Остановившись как вкопанный, Слава уставился в лицо генерала долгим взглядом, силясь понять, что происходит. Шелестов же, напротив, выглядел вполне спокойным и даже безразличным ко всему вокруг.
– Да, я солгал. Я очень хорошо знаю античную философию. У меня никогда не было знакомых из тайной канцелярии Николая Второго. Я не знаю, кто такой Ладоевский, на могильном склепе которого начертано завещание Марка Аврелия потомкам. Солгал, следственно, и про сына его, который в Марселе, и что я редкий, но гость на Хромовском кладбище. Ты поверил мне, потому что у тебя нет оснований мне не доверять. Но то же самое может произойти с тобой в подобной же ситуации, но при других обстоятельствах.
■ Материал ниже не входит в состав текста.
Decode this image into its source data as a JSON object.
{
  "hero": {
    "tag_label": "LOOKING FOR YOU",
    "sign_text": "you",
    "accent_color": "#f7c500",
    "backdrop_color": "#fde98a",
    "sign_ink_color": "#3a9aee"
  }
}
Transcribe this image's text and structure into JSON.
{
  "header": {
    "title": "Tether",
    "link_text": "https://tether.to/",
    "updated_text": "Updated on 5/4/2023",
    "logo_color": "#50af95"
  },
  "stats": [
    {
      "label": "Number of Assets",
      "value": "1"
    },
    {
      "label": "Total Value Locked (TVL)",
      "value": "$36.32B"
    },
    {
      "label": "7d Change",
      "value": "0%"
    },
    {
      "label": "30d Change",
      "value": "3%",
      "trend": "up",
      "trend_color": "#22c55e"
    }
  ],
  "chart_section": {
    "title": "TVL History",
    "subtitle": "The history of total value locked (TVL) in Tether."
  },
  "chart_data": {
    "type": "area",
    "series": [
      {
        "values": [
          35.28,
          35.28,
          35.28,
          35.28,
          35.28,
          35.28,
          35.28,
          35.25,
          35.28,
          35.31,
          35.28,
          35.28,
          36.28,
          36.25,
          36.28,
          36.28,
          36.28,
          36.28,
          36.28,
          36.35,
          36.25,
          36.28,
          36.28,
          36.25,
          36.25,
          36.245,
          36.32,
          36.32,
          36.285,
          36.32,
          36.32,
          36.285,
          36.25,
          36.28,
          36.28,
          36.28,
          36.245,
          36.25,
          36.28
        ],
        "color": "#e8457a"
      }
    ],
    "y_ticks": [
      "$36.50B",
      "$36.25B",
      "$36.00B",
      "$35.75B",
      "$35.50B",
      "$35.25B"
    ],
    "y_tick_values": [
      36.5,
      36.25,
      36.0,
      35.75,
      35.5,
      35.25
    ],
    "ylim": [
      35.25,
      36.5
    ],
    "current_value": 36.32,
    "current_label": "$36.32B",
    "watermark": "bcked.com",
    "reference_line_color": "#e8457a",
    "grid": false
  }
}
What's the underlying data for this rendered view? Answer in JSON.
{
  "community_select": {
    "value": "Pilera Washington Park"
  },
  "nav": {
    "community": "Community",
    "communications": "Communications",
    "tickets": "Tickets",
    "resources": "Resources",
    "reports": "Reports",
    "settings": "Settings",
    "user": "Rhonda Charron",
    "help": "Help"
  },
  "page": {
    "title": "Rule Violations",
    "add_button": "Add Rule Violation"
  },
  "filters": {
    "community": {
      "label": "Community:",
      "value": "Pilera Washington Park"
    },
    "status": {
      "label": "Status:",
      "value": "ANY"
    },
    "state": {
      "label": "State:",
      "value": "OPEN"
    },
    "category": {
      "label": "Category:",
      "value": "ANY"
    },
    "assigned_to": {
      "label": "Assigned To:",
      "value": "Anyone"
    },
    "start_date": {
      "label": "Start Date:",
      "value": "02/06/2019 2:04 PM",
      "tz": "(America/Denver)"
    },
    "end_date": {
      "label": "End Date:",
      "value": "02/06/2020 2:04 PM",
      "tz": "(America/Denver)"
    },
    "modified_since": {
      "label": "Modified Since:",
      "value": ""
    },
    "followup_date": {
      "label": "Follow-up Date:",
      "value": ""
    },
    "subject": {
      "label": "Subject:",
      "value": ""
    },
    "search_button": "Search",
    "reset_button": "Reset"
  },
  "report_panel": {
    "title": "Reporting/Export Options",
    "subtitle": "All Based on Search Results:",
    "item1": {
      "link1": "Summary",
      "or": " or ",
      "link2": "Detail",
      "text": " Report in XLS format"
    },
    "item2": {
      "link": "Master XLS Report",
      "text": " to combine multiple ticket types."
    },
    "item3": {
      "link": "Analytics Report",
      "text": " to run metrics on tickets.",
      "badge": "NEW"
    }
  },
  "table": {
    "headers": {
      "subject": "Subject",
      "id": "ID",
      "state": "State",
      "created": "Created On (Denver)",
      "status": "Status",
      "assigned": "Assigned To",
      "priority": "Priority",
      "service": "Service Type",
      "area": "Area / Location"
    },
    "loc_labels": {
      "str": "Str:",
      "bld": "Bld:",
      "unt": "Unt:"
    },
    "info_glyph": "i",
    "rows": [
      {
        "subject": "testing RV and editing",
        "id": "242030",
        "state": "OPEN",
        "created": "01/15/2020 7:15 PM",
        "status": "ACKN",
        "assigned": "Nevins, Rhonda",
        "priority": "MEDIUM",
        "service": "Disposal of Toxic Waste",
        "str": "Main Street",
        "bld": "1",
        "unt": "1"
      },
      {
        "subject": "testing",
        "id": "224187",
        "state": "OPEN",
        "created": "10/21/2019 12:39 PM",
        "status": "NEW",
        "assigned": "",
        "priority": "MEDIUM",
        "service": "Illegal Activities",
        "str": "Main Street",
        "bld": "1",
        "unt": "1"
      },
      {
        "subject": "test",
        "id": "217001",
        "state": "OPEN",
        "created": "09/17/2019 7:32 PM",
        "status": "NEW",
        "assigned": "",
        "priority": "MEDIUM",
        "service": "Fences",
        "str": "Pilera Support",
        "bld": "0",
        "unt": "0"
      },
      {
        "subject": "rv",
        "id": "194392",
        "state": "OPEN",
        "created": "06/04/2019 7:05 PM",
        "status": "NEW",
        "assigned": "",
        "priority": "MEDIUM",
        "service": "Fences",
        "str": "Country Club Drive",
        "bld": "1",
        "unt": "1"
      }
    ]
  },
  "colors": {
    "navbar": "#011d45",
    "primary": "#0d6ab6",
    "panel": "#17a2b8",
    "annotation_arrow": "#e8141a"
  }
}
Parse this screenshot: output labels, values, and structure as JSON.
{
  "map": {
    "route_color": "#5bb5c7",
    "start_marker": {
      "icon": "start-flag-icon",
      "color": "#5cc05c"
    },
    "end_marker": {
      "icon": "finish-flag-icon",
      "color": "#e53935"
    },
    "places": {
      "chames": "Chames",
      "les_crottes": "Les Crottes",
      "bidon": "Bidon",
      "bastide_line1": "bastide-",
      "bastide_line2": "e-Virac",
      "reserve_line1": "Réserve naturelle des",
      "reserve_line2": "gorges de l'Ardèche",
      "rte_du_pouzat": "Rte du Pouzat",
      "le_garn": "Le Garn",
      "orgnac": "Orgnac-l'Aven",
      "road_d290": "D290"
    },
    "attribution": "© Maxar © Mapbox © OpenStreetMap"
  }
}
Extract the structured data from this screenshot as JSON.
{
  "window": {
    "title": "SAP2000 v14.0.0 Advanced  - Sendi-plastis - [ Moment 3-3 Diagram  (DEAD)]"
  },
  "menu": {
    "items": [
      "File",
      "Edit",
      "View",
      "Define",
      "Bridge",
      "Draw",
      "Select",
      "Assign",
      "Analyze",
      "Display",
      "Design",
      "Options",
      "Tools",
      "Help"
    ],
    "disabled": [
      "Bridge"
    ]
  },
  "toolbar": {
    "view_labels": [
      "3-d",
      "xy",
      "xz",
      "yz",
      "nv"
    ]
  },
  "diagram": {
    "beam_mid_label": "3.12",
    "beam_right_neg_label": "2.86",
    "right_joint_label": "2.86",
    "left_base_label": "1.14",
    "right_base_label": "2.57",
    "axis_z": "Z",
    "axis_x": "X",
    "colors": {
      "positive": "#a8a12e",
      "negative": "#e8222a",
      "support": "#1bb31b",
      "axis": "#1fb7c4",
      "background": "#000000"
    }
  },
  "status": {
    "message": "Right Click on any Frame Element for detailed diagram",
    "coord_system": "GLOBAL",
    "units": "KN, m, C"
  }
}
Ты поверишь человеку, в котором не сомневаешься, и это будет означать не только твою гибель, но и провал задания.
– Черт вас побери, генерал!.. Мы же не на службе! – вспылил Корнеев.
– Это урок тебе на всю жизнь, Слава, – протянув руку, Шелестов воткнул палец в верхнюю пуговицу кителя майора. Она неприятно вдавилась ушком в тело и раздражала. – Больно? Это ерунда. Это не боль. Боль начнется, когда ты окажешься с проваленной легендой в разведке чужой страны. Вот это будет боль. Так вот, чтобы боль никогда не наступала, запомни одно правило. НИКОГДА НИКОМУ НЕ ВЕРЬ. Ты и мне не должен верить. Ты можешь лишь убеждаться в том, насколько я тебя люблю. За жизнь твою, Ярослав Корсак, я готов отдать все. НО НИКОГДА НЕ ВЕРЬ ДАЖЕ МНЕ, потому что может наступить тот час, когда я тебя предам. Я могу сделать это не по своей воле, а под действием лекарства, находясь в беспамятстве… Да мало ли по какой причине. И когда ты откроешь передо мною в очередной раз чистую свою душу, ты не будешь подозревать, какое чудовище вползает в нее. Ты помнишь все, чему тебя учили в академии?
– Да, – кивнул Слава.
– А теперь забудь. Память сама будет извлекать из своих ячеек нужный материал. Сам же ты должен превратиться в чудовище. Это не совсем то, чему учат партия и правительство, но вряд ли партия и правительство представляют жизнь разведчика в чужой стране. Выжить в постоянной войне может только чудовище, монстр. Но этот монстр должен помнить слова Марка Аврелия и еще один постулат, с которым ты тоже вряд ли знаком так хорошо, как знаком с ним я.
– Он тоже невероятно длинный?
– Он невероятно короткий, – возразил Шелестов. – Но он является сутью работы разведчика.
– И как же он звучит?
– «Встретишь Будду – убей его».
– Вот как… – оглушенно пробормотал Слава, ожидавший после Марка Аврелия всего, но только не такого. – Это, наверное, сказал кто-то, кто почитает ислам…
– Увы и ах, майор. Это главная заповедь буддийских монахов.
Ярослав потер виски, которые саднили болью. Он впитывал каждое слово генерала, но последующее было еще откровеннее предыдущего.